En el seguimiento del PGQ podemos distinguir tres fases por las que el paciente gran quemado pasa:
Fase de reanimación
Es la fase inmediata a su ingreso, cuyo objetivo es la supervivencia del paciente y conseguir una estabilización dentro del estado crítico en el que se encuentra. Una actuación rápida y eficaz en las primeras horas tras el accidente disminuyen la morbimortalidad, y el riesgo de sufrir shock hipovolémico, mejorando el pronóstico en la calidad de vida del paciente al alta.

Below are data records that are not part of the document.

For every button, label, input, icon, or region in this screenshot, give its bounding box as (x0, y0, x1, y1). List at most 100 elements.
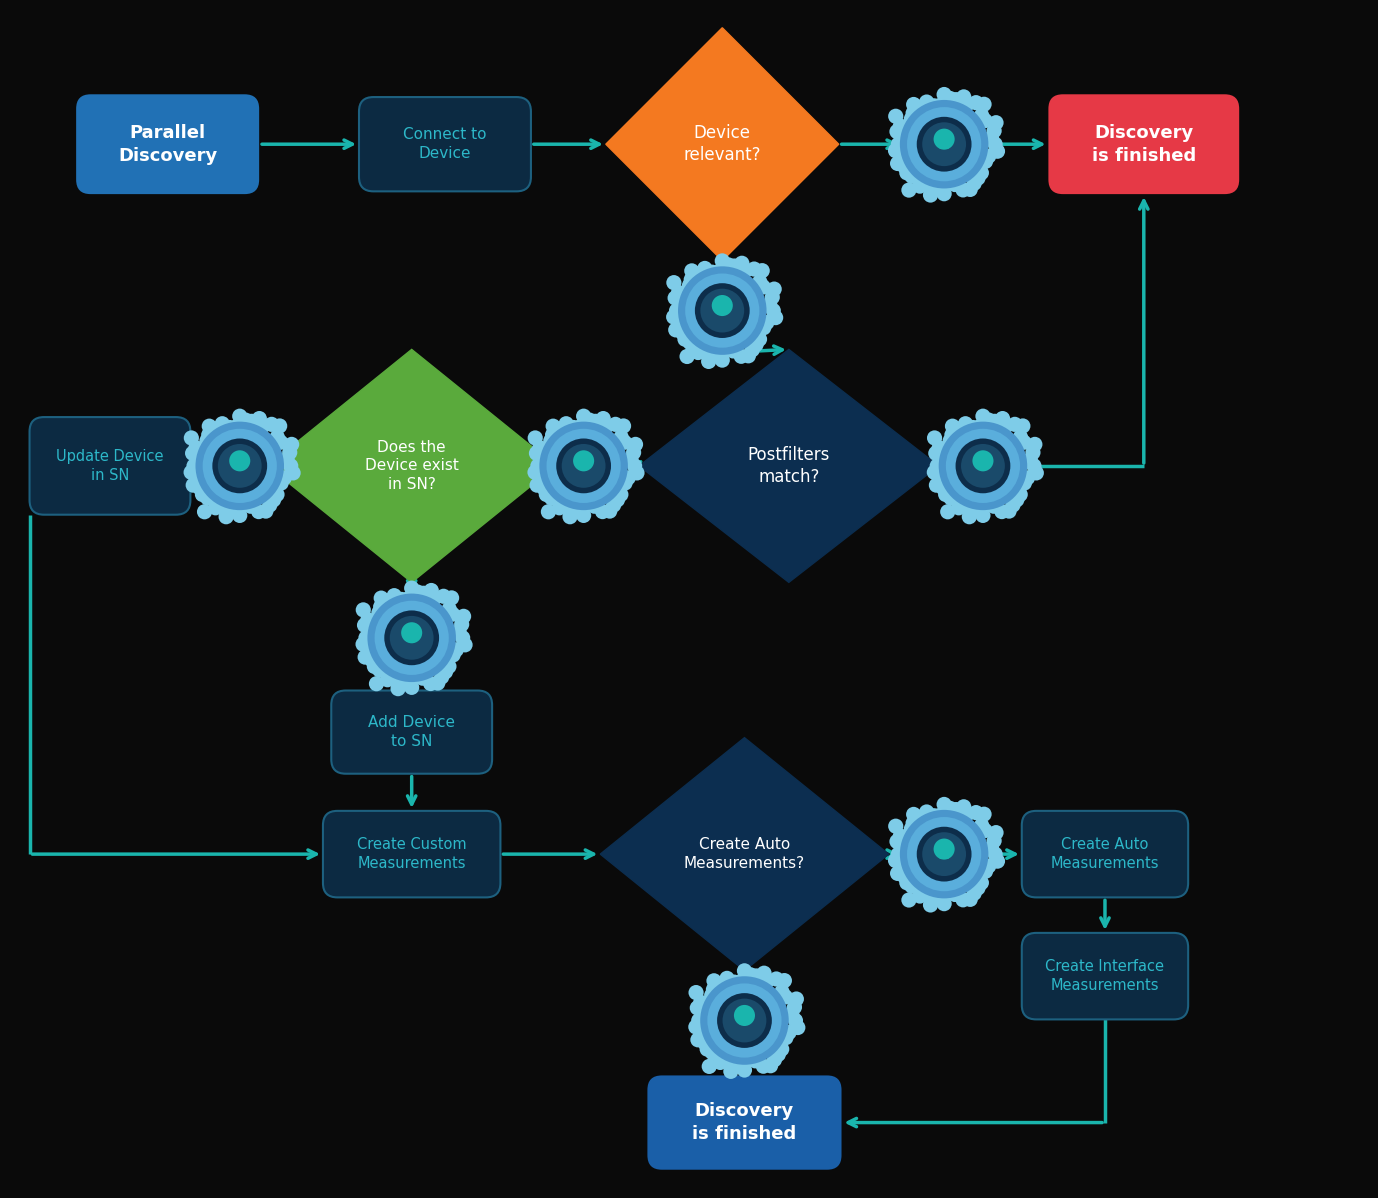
Circle shape (401, 622, 422, 643)
Circle shape (915, 99, 930, 114)
Circle shape (790, 1019, 805, 1035)
Circle shape (679, 349, 695, 364)
Circle shape (757, 966, 772, 981)
Circle shape (546, 428, 561, 442)
Circle shape (976, 508, 991, 524)
Circle shape (582, 496, 597, 512)
Circle shape (934, 453, 949, 468)
Circle shape (976, 409, 991, 424)
Circle shape (965, 420, 980, 435)
Circle shape (186, 478, 201, 492)
Circle shape (973, 450, 994, 471)
Circle shape (528, 465, 543, 480)
Circle shape (674, 314, 689, 329)
Circle shape (423, 583, 438, 598)
Text: No: No (977, 464, 989, 472)
Circle shape (227, 419, 243, 435)
Circle shape (984, 840, 999, 855)
Circle shape (557, 438, 610, 494)
FancyBboxPatch shape (360, 97, 531, 192)
Circle shape (602, 503, 617, 519)
Circle shape (907, 806, 922, 822)
Circle shape (696, 1024, 711, 1039)
Circle shape (192, 470, 207, 484)
Circle shape (620, 471, 635, 485)
Circle shape (200, 490, 215, 506)
Circle shape (185, 446, 200, 461)
Circle shape (943, 800, 958, 816)
Circle shape (627, 459, 642, 473)
Circle shape (277, 471, 292, 485)
Circle shape (989, 144, 1005, 159)
Circle shape (901, 893, 916, 908)
Circle shape (535, 470, 550, 484)
Circle shape (955, 893, 970, 907)
Circle shape (995, 411, 1010, 426)
Circle shape (218, 444, 262, 488)
Circle shape (900, 165, 915, 181)
Circle shape (192, 453, 207, 468)
Circle shape (529, 478, 544, 492)
Circle shape (944, 428, 959, 442)
Circle shape (1013, 486, 1028, 502)
Circle shape (755, 1059, 770, 1073)
Circle shape (587, 498, 602, 514)
Circle shape (945, 429, 1020, 503)
Circle shape (215, 416, 230, 431)
Circle shape (737, 963, 752, 979)
Circle shape (444, 591, 459, 605)
Circle shape (457, 637, 473, 653)
Circle shape (623, 452, 638, 467)
Circle shape (896, 147, 911, 163)
Circle shape (700, 1041, 715, 1057)
Circle shape (977, 113, 992, 128)
Circle shape (612, 479, 627, 494)
Circle shape (1027, 437, 1042, 452)
Circle shape (449, 642, 464, 658)
Circle shape (243, 498, 258, 514)
Circle shape (941, 885, 956, 900)
Circle shape (937, 896, 952, 912)
FancyBboxPatch shape (76, 95, 259, 194)
Circle shape (411, 585, 426, 600)
Circle shape (689, 985, 704, 1000)
Circle shape (566, 420, 582, 435)
Circle shape (536, 482, 551, 496)
Circle shape (270, 486, 285, 502)
Circle shape (690, 1033, 706, 1047)
Circle shape (887, 143, 903, 158)
Circle shape (674, 297, 689, 313)
Circle shape (719, 970, 734, 986)
Circle shape (255, 418, 270, 434)
Circle shape (251, 504, 266, 519)
Circle shape (423, 676, 438, 691)
Circle shape (715, 975, 730, 991)
Circle shape (936, 482, 951, 496)
Circle shape (922, 833, 966, 876)
Text: Create Auto
Measurements: Create Auto Measurements (1050, 837, 1159, 871)
Circle shape (362, 641, 378, 657)
Circle shape (901, 182, 916, 198)
Circle shape (932, 98, 947, 114)
Circle shape (784, 1006, 799, 1022)
Circle shape (762, 297, 777, 311)
Circle shape (722, 999, 766, 1042)
Circle shape (613, 486, 628, 502)
Circle shape (905, 816, 921, 830)
Circle shape (373, 591, 389, 606)
Circle shape (573, 450, 594, 471)
Circle shape (196, 422, 284, 510)
Circle shape (926, 809, 941, 823)
Circle shape (970, 419, 985, 435)
Circle shape (905, 105, 921, 121)
Circle shape (921, 176, 936, 192)
Circle shape (274, 476, 289, 491)
Circle shape (570, 501, 586, 515)
Circle shape (732, 974, 747, 990)
Circle shape (570, 419, 586, 435)
Circle shape (988, 847, 1003, 861)
Circle shape (951, 501, 966, 515)
Circle shape (912, 179, 927, 194)
Circle shape (987, 498, 1002, 514)
Circle shape (666, 309, 681, 325)
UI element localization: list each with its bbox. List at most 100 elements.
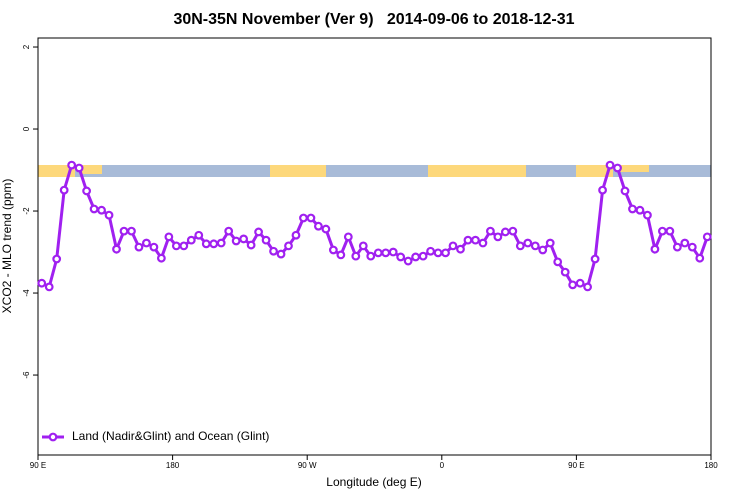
data-point bbox=[418, 251, 428, 261]
data-point bbox=[314, 221, 323, 231]
data-point bbox=[628, 204, 637, 214]
data-point bbox=[231, 236, 241, 246]
y-tick-label: -2 bbox=[22, 207, 31, 215]
data-point bbox=[493, 232, 503, 242]
x-tick-label: 90 E bbox=[30, 461, 46, 470]
data-point bbox=[366, 251, 376, 261]
data-point bbox=[486, 226, 495, 236]
data-point bbox=[471, 235, 480, 245]
data-point bbox=[441, 248, 450, 258]
data-point bbox=[201, 239, 211, 249]
data-point bbox=[665, 226, 675, 236]
data-point bbox=[478, 238, 488, 248]
data-point bbox=[403, 256, 413, 266]
data-point bbox=[523, 238, 533, 248]
data-point bbox=[112, 244, 121, 254]
data-point bbox=[545, 238, 555, 248]
data-point bbox=[246, 240, 256, 250]
data-point bbox=[97, 205, 106, 215]
data-point bbox=[381, 248, 391, 258]
data-point bbox=[702, 232, 712, 242]
data-point bbox=[657, 226, 667, 236]
data-point bbox=[134, 242, 144, 252]
data-point bbox=[515, 241, 525, 251]
data-point bbox=[448, 241, 458, 251]
data-point bbox=[284, 241, 293, 251]
x-axis-label: Longitude (deg E) bbox=[326, 475, 421, 489]
data-point bbox=[209, 239, 219, 249]
data-point bbox=[351, 251, 361, 261]
land-band bbox=[38, 165, 75, 177]
data-point bbox=[620, 186, 630, 196]
data-point bbox=[194, 230, 204, 240]
data-point bbox=[149, 242, 159, 252]
data-point bbox=[179, 241, 189, 251]
series-line bbox=[41, 163, 709, 290]
data-point bbox=[291, 230, 301, 240]
y-axis-label: XCO2 - MLO trend (ppm) bbox=[0, 179, 14, 314]
data-point bbox=[254, 227, 263, 237]
data-point bbox=[388, 247, 398, 257]
land-band bbox=[576, 165, 613, 177]
data-point bbox=[508, 226, 518, 236]
data-point bbox=[37, 278, 47, 288]
data-point bbox=[276, 249, 286, 259]
data-point bbox=[142, 238, 151, 248]
legend-marker bbox=[48, 432, 58, 442]
data-point bbox=[463, 235, 473, 245]
data-point bbox=[164, 232, 174, 242]
data-point bbox=[643, 210, 652, 220]
data-point bbox=[186, 235, 196, 245]
data-point bbox=[261, 235, 271, 245]
data-point bbox=[82, 186, 92, 196]
data-point bbox=[216, 238, 226, 248]
land-band bbox=[270, 165, 326, 177]
legend-label: Land (Nadir&Glint) and Ocean (Glint) bbox=[72, 429, 269, 443]
data-point bbox=[306, 213, 316, 223]
data-point bbox=[89, 204, 99, 214]
land-band bbox=[619, 165, 649, 172]
data-point bbox=[433, 248, 443, 258]
y-tick-label: -6 bbox=[22, 371, 31, 379]
data-point bbox=[269, 246, 278, 256]
data-point bbox=[358, 241, 368, 251]
data-point bbox=[635, 205, 645, 215]
data-point bbox=[680, 238, 690, 248]
x-tick-label: 90 W bbox=[298, 461, 317, 470]
data-point bbox=[59, 185, 69, 195]
data-point bbox=[650, 244, 660, 254]
data-point bbox=[590, 254, 600, 264]
data-point bbox=[224, 226, 234, 236]
chart-title: 30N-35N November (Ver 9) 2014-09-06 to 2… bbox=[173, 11, 574, 28]
data-point bbox=[119, 226, 129, 236]
y-tick-label: -4 bbox=[22, 289, 31, 297]
data-point bbox=[343, 232, 353, 242]
data-point bbox=[104, 210, 114, 220]
data-point bbox=[500, 227, 510, 237]
data-point bbox=[695, 253, 705, 263]
data-point bbox=[74, 163, 84, 173]
y-tick-label: 2 bbox=[22, 44, 31, 49]
x-tick-label: 180 bbox=[166, 461, 180, 470]
data-point bbox=[530, 241, 540, 251]
data-point bbox=[321, 224, 331, 234]
data-point bbox=[568, 280, 578, 290]
land-band bbox=[428, 165, 526, 177]
data-point bbox=[598, 185, 607, 195]
ocean-band bbox=[38, 165, 711, 177]
data-point bbox=[171, 241, 181, 251]
land-band bbox=[82, 165, 102, 174]
data-point bbox=[538, 245, 548, 255]
data-point bbox=[575, 278, 585, 288]
x-tick-label: 0 bbox=[440, 461, 445, 470]
data-point bbox=[560, 267, 570, 277]
data-point bbox=[67, 160, 77, 170]
data-point bbox=[583, 282, 593, 292]
data-point bbox=[156, 253, 166, 263]
data-point bbox=[336, 250, 346, 260]
x-tick-label: 180 bbox=[704, 461, 718, 470]
plot-frame bbox=[37, 37, 712, 456]
data-point bbox=[687, 242, 697, 252]
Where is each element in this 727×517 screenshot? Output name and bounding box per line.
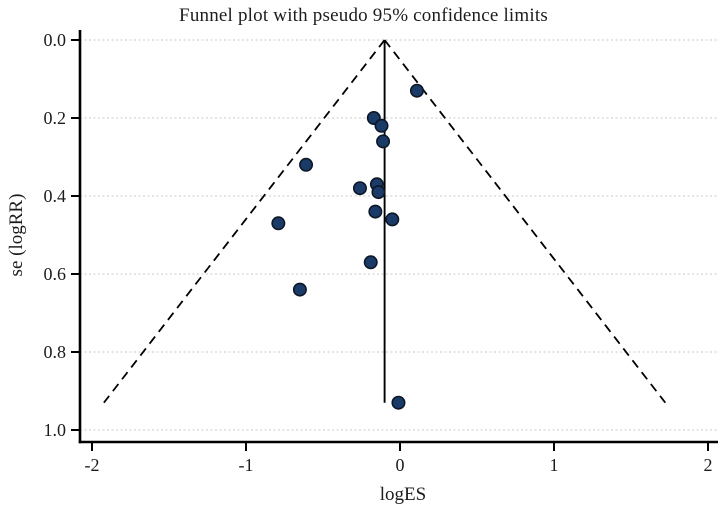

La valoración inicial y los cuidados inmediatos del PGQ tienen gran importancia ya que determinan el estado global del individuo y el proceso de cicatrización del paciente, disminuyendo el riesgo de posibles complicaciones al retrasar la cicatrización. Por lo que la fase inicial en los cuidados del gran quemado resulta crucial en su pronostico. De tal forma, la valoración continuada determinará una adecuada planificación de los cuidados, así́ como la elección del tratamiento adecuado con el objetivo de obtener el mejor resultado estético y funcional de la cicatriz.
Aunque existen numerosos protocolos de actuación del paciente gran quemado, coinciden en que las actuaciones de enfermería en la valoración inicial vayan encaminadas a la permeabilidad de las vías aéreas, el soporte circulatorio y nutricional y el control de las constantes vitales es decir, siguiendo la secuencia de valoración de paciente politraumatizado ABCD, descartando el síndrome inhalatorio por intoxicación de monóxido de carbono en el PGQ. En relación a la actuación inicial dependerán que se manifiesten las complicaciones.